Elle pleurait. Je ne savais pas quoi faire. Je posai une main sur son genou et elle l'attrapa. Elle la serra fort.

Nous roulâmes en silence jusqu'à Coconut Grove. Je traversai les rues résidentielles et elle ne dit rien. Puis nous arrivâmes enfin devant la maison de mon oncle. Je me garai sur le bas-côté et je coupai le moteur.

— Où sommes-nous? demanda Alexandra.

— C'est dans cette maison que s'est terminée l'histoire des Goldman-de-Baltimore.

— Qui habitait ici, Marcus?

— Oncle Saul. Il a vécu ici les cinq dernières années de sa vie.

— Quand... quand est-il mort?

— En novembre dernier. Cela va faire quatre mois.

— Je suis désolée, Marcus. Pourquoi ne m'as-tu rien dit l'autre jour?

— Je n'avais pas envie d'en parler.

Nous sortîmes de voiture et nous nous assîmes devant la maison. Je me sentais bien.

— Que faisait ton oncle en Floride? me demanda Alexandra.

— Il a fui Baltimore.

La nuit était tombée sur la rue calme. Nous étions dans une semi-obscurité propice à la confidence. La pénombre m'empêchait de voir ses yeux, mais je comprenais qu'Alexandra me regardait.

— Ça fait huit ans que tu me manques, Marcus.

— Toi aussi...

— Je voudrais juste être heureuse.

— Tu n'es pas heureuse avec Kevin?

— Je voudrais être heureuse avec lui comme je l'ai été avec toi.

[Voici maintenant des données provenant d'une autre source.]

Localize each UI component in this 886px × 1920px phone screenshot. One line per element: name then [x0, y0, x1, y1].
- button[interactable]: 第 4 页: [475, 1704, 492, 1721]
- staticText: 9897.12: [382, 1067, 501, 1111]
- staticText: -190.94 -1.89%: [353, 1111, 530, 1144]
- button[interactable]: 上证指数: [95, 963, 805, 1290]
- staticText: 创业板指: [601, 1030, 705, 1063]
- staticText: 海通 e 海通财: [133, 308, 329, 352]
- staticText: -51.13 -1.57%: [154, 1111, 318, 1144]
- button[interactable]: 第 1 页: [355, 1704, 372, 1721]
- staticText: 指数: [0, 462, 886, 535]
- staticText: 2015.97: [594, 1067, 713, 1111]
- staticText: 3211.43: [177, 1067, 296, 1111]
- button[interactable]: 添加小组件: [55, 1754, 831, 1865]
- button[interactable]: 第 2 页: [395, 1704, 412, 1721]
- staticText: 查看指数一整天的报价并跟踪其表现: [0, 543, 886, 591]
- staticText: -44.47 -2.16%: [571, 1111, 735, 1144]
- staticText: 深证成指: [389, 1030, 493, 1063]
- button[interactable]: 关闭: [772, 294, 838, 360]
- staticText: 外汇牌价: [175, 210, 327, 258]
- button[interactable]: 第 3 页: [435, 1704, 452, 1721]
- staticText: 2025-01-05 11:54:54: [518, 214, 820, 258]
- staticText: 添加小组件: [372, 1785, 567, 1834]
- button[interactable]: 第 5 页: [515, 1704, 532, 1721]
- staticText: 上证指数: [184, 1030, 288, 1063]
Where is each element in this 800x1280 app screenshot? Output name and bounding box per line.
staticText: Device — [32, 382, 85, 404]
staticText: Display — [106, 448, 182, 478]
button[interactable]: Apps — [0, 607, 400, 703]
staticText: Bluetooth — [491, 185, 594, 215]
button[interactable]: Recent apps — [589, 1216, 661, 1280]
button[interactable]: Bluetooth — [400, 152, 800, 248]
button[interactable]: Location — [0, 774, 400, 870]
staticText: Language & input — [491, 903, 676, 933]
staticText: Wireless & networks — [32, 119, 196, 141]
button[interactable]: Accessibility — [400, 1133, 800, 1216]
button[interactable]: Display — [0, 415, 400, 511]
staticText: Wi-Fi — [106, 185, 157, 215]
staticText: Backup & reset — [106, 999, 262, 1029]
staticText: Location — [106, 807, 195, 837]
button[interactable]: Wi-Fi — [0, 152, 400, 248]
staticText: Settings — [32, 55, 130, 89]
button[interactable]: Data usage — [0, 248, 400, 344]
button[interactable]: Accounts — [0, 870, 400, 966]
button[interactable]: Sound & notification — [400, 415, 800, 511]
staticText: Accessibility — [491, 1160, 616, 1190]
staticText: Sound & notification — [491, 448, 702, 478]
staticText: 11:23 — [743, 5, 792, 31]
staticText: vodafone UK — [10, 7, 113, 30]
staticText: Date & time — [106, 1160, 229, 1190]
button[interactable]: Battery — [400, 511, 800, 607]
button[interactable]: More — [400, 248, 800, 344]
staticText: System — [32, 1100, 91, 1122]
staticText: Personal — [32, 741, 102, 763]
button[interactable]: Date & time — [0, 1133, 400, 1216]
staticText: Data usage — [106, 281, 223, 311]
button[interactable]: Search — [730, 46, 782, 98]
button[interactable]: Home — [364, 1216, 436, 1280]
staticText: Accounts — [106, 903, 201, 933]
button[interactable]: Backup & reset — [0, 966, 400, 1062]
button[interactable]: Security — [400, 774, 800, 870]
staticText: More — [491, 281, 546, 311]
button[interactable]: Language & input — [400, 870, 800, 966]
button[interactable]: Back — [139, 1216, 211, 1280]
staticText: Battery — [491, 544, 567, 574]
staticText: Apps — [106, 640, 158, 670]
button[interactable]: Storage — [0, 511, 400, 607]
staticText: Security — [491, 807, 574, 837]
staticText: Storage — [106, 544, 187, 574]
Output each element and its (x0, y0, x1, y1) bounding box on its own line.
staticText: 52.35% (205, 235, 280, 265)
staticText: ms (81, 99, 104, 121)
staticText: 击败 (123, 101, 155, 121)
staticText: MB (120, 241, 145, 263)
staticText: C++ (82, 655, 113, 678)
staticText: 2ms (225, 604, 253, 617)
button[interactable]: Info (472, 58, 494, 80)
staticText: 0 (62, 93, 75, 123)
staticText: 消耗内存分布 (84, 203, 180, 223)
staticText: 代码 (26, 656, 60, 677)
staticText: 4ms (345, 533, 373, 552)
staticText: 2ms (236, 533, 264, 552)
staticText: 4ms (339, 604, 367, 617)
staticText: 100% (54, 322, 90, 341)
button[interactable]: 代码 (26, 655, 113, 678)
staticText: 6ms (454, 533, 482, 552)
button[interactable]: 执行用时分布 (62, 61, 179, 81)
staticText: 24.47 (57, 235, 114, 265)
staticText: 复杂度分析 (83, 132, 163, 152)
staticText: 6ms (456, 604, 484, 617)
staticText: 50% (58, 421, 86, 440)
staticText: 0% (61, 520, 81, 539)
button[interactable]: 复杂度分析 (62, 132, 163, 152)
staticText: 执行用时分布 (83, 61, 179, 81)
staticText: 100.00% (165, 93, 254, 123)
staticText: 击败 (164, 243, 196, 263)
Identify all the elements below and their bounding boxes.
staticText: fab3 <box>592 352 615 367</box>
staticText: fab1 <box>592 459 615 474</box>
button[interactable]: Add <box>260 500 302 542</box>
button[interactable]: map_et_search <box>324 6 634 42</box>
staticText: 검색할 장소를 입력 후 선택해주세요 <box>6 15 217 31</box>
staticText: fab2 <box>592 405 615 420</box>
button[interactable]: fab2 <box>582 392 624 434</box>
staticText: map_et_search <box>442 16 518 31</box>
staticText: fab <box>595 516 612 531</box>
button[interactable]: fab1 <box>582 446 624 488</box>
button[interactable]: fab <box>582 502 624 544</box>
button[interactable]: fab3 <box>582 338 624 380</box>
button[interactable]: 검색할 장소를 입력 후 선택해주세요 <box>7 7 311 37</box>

— Est-ce que toi et moi...

— Non, Marcus. Tu m'as fait trop de mal. Tu m'as abandonnée...

— Je suis parti parce que tu aurais dû me dire ce que tu savais, Alexandra... Elle s'essuya les yeux du revers de son bras.

— Arrête, Marcus. Arrête de te comporter comme si tout était ma faute. Mais qu'est-ce que ça aurait changé si je te l'avais dit? Tu crois qu'ils seraient encore vivants? Est-ce que tu comprendras un jour que tu n'aurais pas pu sauver tes cousins?

Elle éclata en sanglots.

— Nous aurions dû finir notre vie ensemble, Marcus.

— Tu as Kevin maintenant. Elle sentit que je la blâmais.

— Qu'est-ce que tu aurais voulu que je fasse, Marcus? Que je t'attende toute ma vie? Je t'ai suffisamment attendu.

Je t'ai tellement attendu. Je t'ai attendu pendant des années.

Des années, tu m'entends. Je t'ai d'abord remplacé par un chien. Pourquoi penses-tu que j'ai pris Duke? J'ai meublé ma solitude, en espérant que tu réapparaîtrais. Après ton départ, j'ai passé trois ans à espérer tous les jours te revoir. Je me disais que tu étais bouleversé, que tu avais besoin de temps...

— Moi aussi, je n'ai jamais cessé de penser à toi pendant toutes ces années, dis-je.

— Arrête tes salades, Markie ! Si tu avais tant envie de me revoir, tu l'aurais fait. Tu as préféré te taper cette actrice de seconde zone.

— C'était trois ans après notre séparation ! m'écriai-je. Et puis ça n'a pas compté.

Ma relation avec Lydia Gloor avait débuté sur un malentendu. Cela s'était passé à l'automne 2007, à New York. À ce moment-là, les droits de mon premier roman,
G comme Goldstein,
avaient été vendus à la Paramount et le tournage était prévu pour l'été suivant à Wilmington, en Caroline du Nord. Un soir, je fus invité à aller voir sur Broadway une adaptation d'
Une chatte sur un toit brûlant
qui connaissait un succès formidable. Dans le rôle de Maggie : Lydia Gloor, une jeune actrice de cinéma très à la mode à ce moment-là et que les réalisateurs s'arrachaient. Apparemment Lydia Gloor dans le rôle de Maggie était la révélation de l'année. La pièce se jouait à guichets fermés. La critique était unanime, le Tout-New-York s'y pressait. Mon avis à la fin de la pièce fut que Lydia Gloor jouait comme un pied : elle était bien durant les vingt premières minutes. Elle reproduisait l'accent du Sud à la perfection. Le problème était qu'elle le perdait peu à peu et qu'à la fin de la représentation, son accent avait des résonances d'allemand.